The syndrome can develop in a multitude of ways and if you use a tampon on a regular basis you should always be looking out for the signs and symptoms of the condition. A sudden high fever that tends to spike intermittently is a classical sign when combined with low blood pressure. Dizziness, nausea, fainting, blurred vision, dehydration and lack of concentration are symptoms elicited if you have low blood pressure. The sunburn-like rash develops particularly on your palms and soles of feet a few hours after the above symptoms present. In people with darker skin, the colour of the skin might not be visible but it appears red in fair-skinned people. Eventually, the rash undergoes scaling and peeling just like sunburn.

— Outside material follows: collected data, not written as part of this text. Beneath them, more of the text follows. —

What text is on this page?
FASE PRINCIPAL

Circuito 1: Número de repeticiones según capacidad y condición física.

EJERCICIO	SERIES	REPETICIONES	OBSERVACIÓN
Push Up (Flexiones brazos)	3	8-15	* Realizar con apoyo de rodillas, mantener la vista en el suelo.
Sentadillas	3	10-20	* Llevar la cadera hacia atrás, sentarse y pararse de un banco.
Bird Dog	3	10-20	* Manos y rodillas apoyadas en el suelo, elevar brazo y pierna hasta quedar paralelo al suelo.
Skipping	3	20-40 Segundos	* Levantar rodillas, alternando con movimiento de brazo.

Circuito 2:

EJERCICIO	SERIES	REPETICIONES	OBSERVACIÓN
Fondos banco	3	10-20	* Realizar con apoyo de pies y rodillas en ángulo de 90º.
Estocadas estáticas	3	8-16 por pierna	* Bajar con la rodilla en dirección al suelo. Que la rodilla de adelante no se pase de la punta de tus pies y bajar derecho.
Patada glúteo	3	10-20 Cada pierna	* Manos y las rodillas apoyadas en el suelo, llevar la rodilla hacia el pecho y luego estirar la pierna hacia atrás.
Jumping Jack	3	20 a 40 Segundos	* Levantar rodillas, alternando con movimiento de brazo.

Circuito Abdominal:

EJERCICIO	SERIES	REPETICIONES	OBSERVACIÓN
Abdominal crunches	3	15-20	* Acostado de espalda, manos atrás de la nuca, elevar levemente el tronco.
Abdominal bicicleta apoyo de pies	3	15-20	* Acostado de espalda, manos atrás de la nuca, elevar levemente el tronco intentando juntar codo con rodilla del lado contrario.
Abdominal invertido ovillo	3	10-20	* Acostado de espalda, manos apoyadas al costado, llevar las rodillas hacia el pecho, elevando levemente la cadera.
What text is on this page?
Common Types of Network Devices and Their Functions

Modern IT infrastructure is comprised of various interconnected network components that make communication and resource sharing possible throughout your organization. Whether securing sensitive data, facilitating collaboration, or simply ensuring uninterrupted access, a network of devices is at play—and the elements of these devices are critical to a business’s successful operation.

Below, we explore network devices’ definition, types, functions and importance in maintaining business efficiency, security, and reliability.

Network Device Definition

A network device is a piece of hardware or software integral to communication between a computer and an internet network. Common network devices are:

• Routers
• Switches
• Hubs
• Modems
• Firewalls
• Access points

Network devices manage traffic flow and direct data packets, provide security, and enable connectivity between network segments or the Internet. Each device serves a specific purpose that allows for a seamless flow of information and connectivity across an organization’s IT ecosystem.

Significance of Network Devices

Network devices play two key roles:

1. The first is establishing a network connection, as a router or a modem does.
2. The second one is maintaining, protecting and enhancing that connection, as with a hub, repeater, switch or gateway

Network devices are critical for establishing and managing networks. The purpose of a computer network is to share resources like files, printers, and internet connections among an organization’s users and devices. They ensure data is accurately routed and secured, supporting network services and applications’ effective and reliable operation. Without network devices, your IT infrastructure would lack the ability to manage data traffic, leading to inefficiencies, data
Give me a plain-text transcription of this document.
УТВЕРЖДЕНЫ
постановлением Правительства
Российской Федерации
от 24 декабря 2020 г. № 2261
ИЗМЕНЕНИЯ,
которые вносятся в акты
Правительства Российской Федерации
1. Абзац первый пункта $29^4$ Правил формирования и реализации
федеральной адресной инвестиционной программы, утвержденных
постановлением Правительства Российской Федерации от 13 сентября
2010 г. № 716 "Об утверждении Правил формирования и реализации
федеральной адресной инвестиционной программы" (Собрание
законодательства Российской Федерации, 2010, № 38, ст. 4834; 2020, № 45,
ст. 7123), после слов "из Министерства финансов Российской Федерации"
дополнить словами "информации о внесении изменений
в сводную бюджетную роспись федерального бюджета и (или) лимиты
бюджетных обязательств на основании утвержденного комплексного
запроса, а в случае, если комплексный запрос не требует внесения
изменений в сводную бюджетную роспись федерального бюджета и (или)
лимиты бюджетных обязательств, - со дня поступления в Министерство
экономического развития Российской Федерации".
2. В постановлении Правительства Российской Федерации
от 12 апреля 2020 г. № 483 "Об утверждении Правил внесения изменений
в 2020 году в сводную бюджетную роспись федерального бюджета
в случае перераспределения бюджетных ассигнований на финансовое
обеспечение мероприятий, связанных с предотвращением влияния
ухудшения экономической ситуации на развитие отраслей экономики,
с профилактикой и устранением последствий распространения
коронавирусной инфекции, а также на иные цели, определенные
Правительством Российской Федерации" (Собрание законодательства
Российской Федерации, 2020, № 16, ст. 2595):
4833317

In many cases, Toxic Shock Syndrome is an emergency condition and the patient is unable to bring themselves to a hospital. Approaching a healthcare centre near you should be your first move as soon as you observe anything similar to the above signs if you are able to do so. The doctor shall ask you or the person accompanying you to explain exactly what happened and what brought you to the hospital. The doctor shall then inspect and examine you after taking your or your companion's consent. In order to confirm the diagnosis of Toxic Shock Syndrome, certain investigations are necessary. Blood and urine samples are collected for culture or serological tests to check Staphylococcal or Streptococcal bacterial infection. A swab from the vagina, cervix or throat can also be collected for different microbiological tests to confirm the same. If the condition has progressed to affecting different organs a CT scan, lumbar puncture and chest X-ray can also be done. Depending on the healthcare centre, different modalities can be utilized to confirm the diagnosis at hand. . In case you do contract the infection, the treatment consists of antibiotics, intravenous fluids, medication for low blood pressure and any other treatment methods necessary to fight the infection depending on the extent of infection.

So should you stop using tampons fearing toxic shock syndrome? The answer is no, proper usage of tampons will prevent the development of toxic shock syndrome. Certain things need to be kept in mind to ensure the proper utilization of tampons. Tampons are supposed to be changed every four to six hours and more often if needed according to the menstrual flow. An alternation between sanitary pads and tampons is another method that can be utilized. Super absorbent tampons should not be used if the menstrual flow is reduced as it increases the chances of micro-tears in the vaginal wall lining. You should never insert tampons without washing your hands or if you have sharp long nails as it can cause abrasions in the vagina.